Minder bedden op een zaal, crisisinterventie, een moestuin voor geriatriepatiënten. Het verwaarloosde psychiatrische ziekenhuis Vasaros in de Litouwse hoofdstad Vilnius wil met een 'Westerse' aanpak patiënten resocialiseren. Vier jonge vrouwen dirigeren de veranderingen. 'Zelfs kleine aanpassingen stuiten soms op weerstand.'

Mensje Melchior 

Foto's; Ramunas Danisevicius, Scanpix Baltics

Over het heuvelachtige terrein van het psychiatrische ziekenhuis Vasaros ('zomer') wandelt de 28-jarige psychiater Tamara Kuntelija naar het gebouw van de besloten afdeling voor acute zorg aan vrouwen en mannen. Het statige, gele gebouw is 75 jaar geleden gebouwd door een graaf nadat zijn schizofrene zus zelfmoord pleegde. Hij wilde dat er in de stad Vilnius een ziekenhuis zou komen waar mensen zoals zijn zus hulp zouden krijgen. Kuntelija loopt de stenen trap op. De treden zijn versleten, brokkelen hier en daar af.

Vooruitstrevend
In de loop der jaren werd het ziekenhuisterrein uitgebreid tot zeven, inmiddels zwaar verwaarloosde gebouwen. Naast de besloten acute vrouwen- en mannenafdeling zijn er een open mannenafdeling, een afdeling geriatrie-gerontologie, een centrum voor dagbehandeling, een lab en een conferentieruimte. Vasaros heeft 220 bedden, waarvan 45 neurologisch. In het centrum voor dagbehandeling is plaats voor 105 patiënten. Jaarlijks worden er zo'n 26 patiënten opgenomen en bezoeken meer dan 5000 patiënten de dagbehandeling. De gemiddelde opnameduur is 24,9 dagen. Het ziekenhuis staat bekend als vooruitstrevend; zo zijn er sinds het einde van de jaren zeventig psychotherapeuten in dienst. Iets wat in veel andere psychiatrische ziekenhuizen in Litouwen niet het geval is.

Geschokt
De jonge psychiater maakt een rondje over de acute vrouwenafdeling. De afdeling heeft veertig bedden. 'De eerste keer dat ik dit zag, was ik erg geschokt', waarschuwt ze. Verpleegkundigen brengen het eten van de keuken in ijzeren emmers naar de afdeling. Een groep vrouwen wacht in de gang, daar staan lange eettafels. In een van de zalen liggen  patiënten nog op bed. De zaal heeft zestien bedden, tussen de bedden zit minder dan een meter ruimte, precies genoeg voor een nachtkastje en wat manoeuvreerruimte voor de verpleegkundigen. De afdeling is nog niet zo lang geleden enigszins opgeknapt. Maar door het likje verf op de muur zijn het afbrokkelende pleisterwerk en de vochtplekken nog zichtbaar. 'Totaal geen privacy', becommentarieert Kuntelija het toilettenblok. Drie open toiletten voor veertig personen, afgeschermd door muurtjes van anderhalve meter hoog. Ook de douches - drie in totaal - hebben geen deuren.

 

Tamara Kuntelija

Kuntelija verlaat de afdeling en opent de deur van het kamertje waarin zij, twee andere psychiaters, een psychiater in opleiding en een psychotherapeute kantoor houden. Hier vullen ze hun rapporten in, overleggen ze met elkaar en spreken ze hun patiënten. Sinds kort staat in de kamer een tweedehands computer waarin gegevens van de patiënten worden ingevoerd.

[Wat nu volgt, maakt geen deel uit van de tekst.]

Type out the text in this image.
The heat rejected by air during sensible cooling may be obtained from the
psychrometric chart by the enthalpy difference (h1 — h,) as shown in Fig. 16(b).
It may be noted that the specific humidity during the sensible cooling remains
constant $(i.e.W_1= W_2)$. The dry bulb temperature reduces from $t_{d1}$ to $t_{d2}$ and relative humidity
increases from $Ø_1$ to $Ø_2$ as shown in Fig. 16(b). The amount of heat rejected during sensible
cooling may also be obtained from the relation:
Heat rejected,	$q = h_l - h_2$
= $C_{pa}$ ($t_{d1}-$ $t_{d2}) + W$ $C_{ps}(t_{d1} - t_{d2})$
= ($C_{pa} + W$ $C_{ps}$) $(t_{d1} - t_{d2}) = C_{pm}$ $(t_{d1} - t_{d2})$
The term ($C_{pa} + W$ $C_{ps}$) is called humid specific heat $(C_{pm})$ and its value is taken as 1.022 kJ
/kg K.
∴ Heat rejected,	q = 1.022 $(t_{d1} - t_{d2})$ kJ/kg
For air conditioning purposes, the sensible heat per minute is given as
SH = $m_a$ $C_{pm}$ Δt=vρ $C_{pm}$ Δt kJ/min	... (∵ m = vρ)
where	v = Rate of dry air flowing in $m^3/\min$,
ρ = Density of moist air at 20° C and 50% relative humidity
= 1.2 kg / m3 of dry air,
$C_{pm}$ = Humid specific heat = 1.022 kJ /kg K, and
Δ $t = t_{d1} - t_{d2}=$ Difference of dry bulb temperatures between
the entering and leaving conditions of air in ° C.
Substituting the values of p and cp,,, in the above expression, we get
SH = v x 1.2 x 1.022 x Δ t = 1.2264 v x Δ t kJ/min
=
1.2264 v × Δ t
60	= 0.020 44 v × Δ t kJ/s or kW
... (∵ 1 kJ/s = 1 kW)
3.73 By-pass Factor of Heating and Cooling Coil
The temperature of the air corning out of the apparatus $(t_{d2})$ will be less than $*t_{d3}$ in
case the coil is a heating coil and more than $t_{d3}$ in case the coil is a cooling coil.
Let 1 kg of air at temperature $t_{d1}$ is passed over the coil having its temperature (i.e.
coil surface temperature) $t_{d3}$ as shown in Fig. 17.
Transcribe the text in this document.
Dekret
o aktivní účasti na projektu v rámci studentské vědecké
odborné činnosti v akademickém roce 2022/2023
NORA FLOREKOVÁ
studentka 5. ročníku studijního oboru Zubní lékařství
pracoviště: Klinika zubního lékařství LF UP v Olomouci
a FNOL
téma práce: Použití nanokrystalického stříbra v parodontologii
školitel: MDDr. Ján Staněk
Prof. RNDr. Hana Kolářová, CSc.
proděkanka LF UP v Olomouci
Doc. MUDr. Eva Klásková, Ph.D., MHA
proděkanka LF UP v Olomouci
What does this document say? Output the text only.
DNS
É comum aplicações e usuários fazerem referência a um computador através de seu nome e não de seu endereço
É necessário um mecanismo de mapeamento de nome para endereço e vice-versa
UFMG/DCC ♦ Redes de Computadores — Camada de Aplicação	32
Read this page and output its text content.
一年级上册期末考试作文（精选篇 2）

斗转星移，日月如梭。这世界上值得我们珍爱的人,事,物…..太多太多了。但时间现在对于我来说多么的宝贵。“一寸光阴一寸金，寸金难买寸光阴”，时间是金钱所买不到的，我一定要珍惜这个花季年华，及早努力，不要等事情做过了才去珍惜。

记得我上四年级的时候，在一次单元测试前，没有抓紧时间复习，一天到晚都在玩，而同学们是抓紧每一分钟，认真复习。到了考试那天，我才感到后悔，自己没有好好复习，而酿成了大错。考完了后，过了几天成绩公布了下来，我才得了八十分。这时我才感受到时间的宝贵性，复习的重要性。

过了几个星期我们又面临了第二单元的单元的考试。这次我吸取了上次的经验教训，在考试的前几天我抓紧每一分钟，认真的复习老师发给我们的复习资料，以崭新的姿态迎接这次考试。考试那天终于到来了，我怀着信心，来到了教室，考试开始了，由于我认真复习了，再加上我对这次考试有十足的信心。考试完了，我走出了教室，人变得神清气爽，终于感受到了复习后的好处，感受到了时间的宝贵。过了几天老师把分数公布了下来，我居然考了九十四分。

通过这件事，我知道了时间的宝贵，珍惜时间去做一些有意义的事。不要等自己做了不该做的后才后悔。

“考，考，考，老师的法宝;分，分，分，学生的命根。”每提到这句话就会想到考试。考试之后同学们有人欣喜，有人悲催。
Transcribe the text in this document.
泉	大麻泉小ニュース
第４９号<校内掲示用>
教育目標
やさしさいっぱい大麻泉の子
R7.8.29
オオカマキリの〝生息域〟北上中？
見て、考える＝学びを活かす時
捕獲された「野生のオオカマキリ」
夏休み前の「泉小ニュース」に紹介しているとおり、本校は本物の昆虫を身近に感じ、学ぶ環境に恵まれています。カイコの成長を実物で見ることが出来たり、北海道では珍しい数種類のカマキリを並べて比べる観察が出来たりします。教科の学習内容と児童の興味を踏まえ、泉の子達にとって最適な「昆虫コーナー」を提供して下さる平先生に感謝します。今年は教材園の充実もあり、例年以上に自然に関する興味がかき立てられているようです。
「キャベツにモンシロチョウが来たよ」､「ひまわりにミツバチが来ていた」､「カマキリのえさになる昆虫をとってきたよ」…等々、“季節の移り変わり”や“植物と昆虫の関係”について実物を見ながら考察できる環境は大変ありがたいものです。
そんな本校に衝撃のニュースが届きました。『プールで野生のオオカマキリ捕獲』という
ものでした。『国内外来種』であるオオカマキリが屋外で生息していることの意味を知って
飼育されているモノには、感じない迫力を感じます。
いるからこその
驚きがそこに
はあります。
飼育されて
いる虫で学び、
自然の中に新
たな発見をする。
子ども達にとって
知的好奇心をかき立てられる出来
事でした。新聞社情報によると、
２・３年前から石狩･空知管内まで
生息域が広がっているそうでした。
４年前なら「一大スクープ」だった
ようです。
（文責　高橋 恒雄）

Kuntelija: 'We zijn sinds kort gestart met een database voor patiëntengegevens. Eerder hadden we wel een archief, maar als er 's nachts een patiënt binnenkwam, was dat gesloten. We wisten niet of hij eerder was opgenomen. Straks hebben we een goede database waarin we dat kunnen opzoeken. Mede door deze informatie kunnen we het aantal klinische opnames terugdingen.'



De Litouwse is de coördinator van de projectgroep die het crisisinterventiecentrum opzet. Zij schat dat door crisisinterventie bij 25 procent van de acute patiënten ziekenhuisopname is te voorkomen. 'We hebben nu één opname­kamer waar een patiënt meestal na een of twee uur wordt beoordeeld. Een opname is voor minstens drie dagen - pas dan krijgt Vasaros geld van de zorgverzekeraar - maar meestal veel langer.'



Het is een bekend beeld in Litouwen. De manier waarop psychiatrische ziekenhuizen werken, is veelal nog op de oude sovjetleest geschoeid en voldoet niet aan de westerse maatstaven. De meeste oudere psychiaters zijn opgeleid in de voormalige Sovjet Unie. Zij leggen de nadruk op een biologische benadering, schrijven veel medicijnen voor. Ruimte voor bijvoorbeeld psycho­therapie is er in veel psychiatrische ziekenhuizen niet. Een lange opnameduur en een zo hoog mogelijke bedbezettingen zijn met het huidige verzekeringssysteem noodzakelijk om de financiering rond te krijgen.

Sponsors
De jonge psychiaters van Vasaros willen het anders gaan aanpakken. Tijdens hun opleiding of daarna zijn zij meerdere maanden naar het buitenland geweest. Daar hebben zij nieuwe ideeën opgedaan die ze hier willen toepassen. Het Geneva Initiative on Psychiatry (GIP, zie kader op blz. 716) helpt met het vinden van sponsors en trekt Nederlandse en Engelse psychiaters aan die de Litouwse psychiaters en het andere personeel opleiden. Het GIP achtte Vasaros kansrijk omdat de jonge directeur in is voor hervormingen en omdat het een van de weinige ziekenhuizen is dat niet geïsoleerd op het platteland haar patiënten behandelt. Doordat Vasaros middenin Vilnius staat, is het makkelijker om patiënten te resocialiseren.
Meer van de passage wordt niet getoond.